Mauritania party against Western help in Al-Qaeda fight
The leader of a moderate Mauritanian Islamist party said Thursday he opposed any coordination between Mauritania and Western countries, especially France, in the war against Al-Qaeda in the Sahel.
"We all agree to condemn terrorism and fight it vigorously, but we do not agree on coordination with foreign countries, especially when they have a colonial past in the region," said Jemil Ould Mansour, leader of the opposition Tewassoul party, during a forum on extremism in Nouakchott.
He said he favoured regional cooperation, and spoke against advance strikes against Al-Qaeda in the Islamic Maghreb (AQIM) which has been promoted by Mauritania, for which the country has "neither the means or the time".
The Mauritanian army has recently carried out military operations against AQIM bases in northern Mali, including one in July with the aid of France.
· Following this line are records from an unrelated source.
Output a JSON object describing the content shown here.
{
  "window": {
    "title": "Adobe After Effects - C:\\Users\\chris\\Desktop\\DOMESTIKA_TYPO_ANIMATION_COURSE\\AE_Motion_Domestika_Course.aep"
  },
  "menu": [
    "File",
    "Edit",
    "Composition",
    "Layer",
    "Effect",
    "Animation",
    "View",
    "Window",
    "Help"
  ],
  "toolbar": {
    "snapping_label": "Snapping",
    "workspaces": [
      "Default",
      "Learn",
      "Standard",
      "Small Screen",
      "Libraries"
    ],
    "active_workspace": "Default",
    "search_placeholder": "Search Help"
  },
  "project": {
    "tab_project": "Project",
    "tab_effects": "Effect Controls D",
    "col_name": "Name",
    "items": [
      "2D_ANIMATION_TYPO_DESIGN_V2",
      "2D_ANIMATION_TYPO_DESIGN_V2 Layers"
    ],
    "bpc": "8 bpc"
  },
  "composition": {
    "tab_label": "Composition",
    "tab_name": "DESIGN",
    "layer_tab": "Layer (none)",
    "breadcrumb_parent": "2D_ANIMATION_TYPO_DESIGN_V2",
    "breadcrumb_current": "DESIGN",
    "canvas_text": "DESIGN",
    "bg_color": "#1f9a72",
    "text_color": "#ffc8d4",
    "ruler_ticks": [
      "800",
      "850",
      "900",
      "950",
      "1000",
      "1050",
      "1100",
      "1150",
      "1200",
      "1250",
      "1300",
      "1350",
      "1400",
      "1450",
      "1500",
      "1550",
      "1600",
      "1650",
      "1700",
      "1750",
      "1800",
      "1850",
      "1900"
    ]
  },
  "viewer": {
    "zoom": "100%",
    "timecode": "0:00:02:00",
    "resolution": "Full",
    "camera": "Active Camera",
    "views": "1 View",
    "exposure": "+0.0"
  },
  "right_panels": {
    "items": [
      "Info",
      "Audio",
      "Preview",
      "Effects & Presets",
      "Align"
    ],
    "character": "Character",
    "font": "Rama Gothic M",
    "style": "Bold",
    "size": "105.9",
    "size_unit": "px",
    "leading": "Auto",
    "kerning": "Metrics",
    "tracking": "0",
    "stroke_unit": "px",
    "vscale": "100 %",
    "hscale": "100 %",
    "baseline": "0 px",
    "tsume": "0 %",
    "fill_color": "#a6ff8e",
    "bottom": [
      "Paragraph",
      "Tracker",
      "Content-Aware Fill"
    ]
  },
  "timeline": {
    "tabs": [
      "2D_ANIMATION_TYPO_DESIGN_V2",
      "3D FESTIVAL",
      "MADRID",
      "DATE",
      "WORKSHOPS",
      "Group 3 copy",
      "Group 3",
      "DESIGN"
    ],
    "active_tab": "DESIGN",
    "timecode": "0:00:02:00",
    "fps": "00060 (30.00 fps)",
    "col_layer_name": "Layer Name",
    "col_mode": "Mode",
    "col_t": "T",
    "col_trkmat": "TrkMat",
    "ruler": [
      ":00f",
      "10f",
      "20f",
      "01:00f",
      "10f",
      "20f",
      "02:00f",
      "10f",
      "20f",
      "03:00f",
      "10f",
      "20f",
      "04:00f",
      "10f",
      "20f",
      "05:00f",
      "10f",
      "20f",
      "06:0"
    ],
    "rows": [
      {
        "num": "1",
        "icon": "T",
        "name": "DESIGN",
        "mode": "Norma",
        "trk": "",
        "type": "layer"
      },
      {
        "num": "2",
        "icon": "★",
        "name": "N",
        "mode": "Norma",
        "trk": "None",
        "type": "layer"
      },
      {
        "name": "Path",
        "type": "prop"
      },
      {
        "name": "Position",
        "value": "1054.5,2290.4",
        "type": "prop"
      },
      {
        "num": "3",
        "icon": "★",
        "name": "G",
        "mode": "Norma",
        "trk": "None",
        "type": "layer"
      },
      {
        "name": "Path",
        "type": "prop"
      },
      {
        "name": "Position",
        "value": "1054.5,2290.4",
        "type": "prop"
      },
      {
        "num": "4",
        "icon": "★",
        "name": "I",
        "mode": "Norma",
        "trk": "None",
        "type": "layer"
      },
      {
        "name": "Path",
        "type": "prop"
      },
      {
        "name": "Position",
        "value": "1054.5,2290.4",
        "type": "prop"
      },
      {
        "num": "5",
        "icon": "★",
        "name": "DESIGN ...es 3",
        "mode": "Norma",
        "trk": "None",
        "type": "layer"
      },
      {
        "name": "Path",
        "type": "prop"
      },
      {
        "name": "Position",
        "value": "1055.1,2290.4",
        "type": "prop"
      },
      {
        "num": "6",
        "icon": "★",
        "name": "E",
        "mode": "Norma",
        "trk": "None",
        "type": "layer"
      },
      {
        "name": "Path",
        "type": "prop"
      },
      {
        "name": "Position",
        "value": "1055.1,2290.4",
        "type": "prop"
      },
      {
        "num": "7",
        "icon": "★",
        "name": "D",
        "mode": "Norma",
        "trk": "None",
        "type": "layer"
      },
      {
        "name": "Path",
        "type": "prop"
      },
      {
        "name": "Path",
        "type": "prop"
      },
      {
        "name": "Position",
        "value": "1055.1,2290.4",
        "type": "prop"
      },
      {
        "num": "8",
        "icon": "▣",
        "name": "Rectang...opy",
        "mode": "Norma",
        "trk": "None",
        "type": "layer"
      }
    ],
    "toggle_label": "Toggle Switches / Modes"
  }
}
On Wednesday Defence Minister Hamadi Ould Hamadi said his country had opted for an "offensive" strategy against AQIM, which has carried out kidnappings and attacks on Mauritanian soil.
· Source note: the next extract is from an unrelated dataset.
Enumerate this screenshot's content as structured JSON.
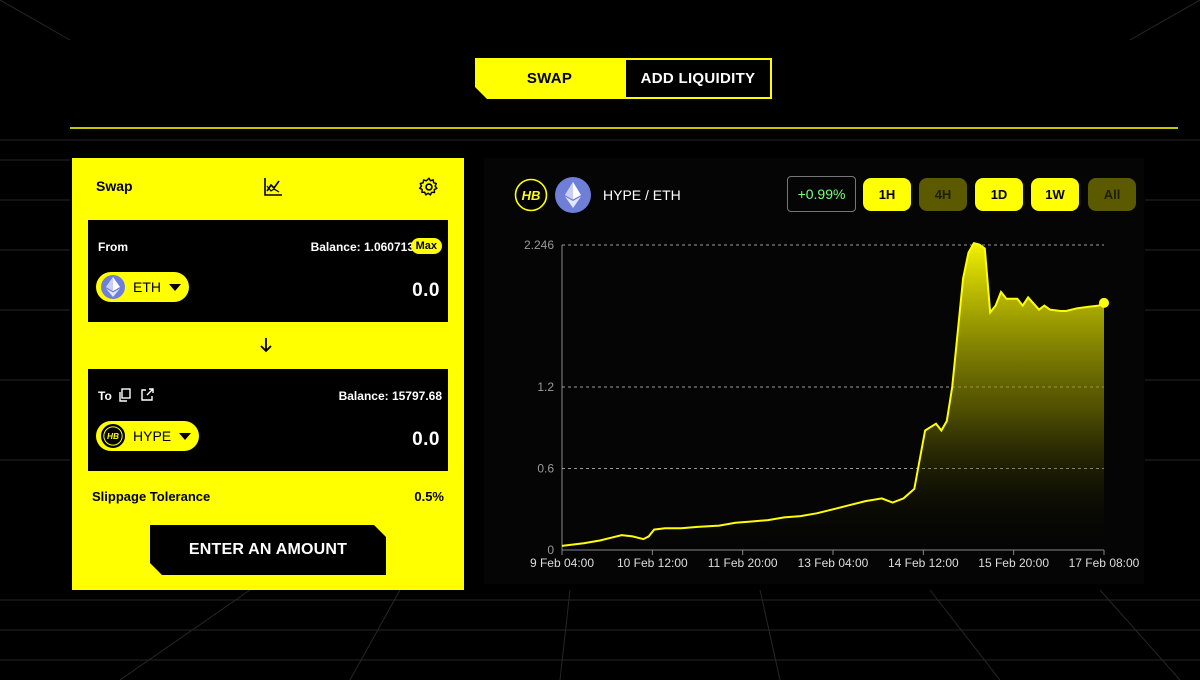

The five-day forum in the capital which ends Thursday night, brings together religious leaders, politicians, cultural figures and civil groups.
Most opposition parties boycotted the forum, claiming it had been unilateraly and hastily organised by majority parties.
The meeting comes shortly after the September 16 kidnapping of five French nationals, a Madagascan and a Togolese from an uranium mining town in Niger. AQIM is believed to be holding them in a mountainous desert region in northeastern Mali.
AQIM groups are active in a vast area of the Sahara desert and Sahel scrubland covering parts of Algeria, Mali, Mauritania and Niger.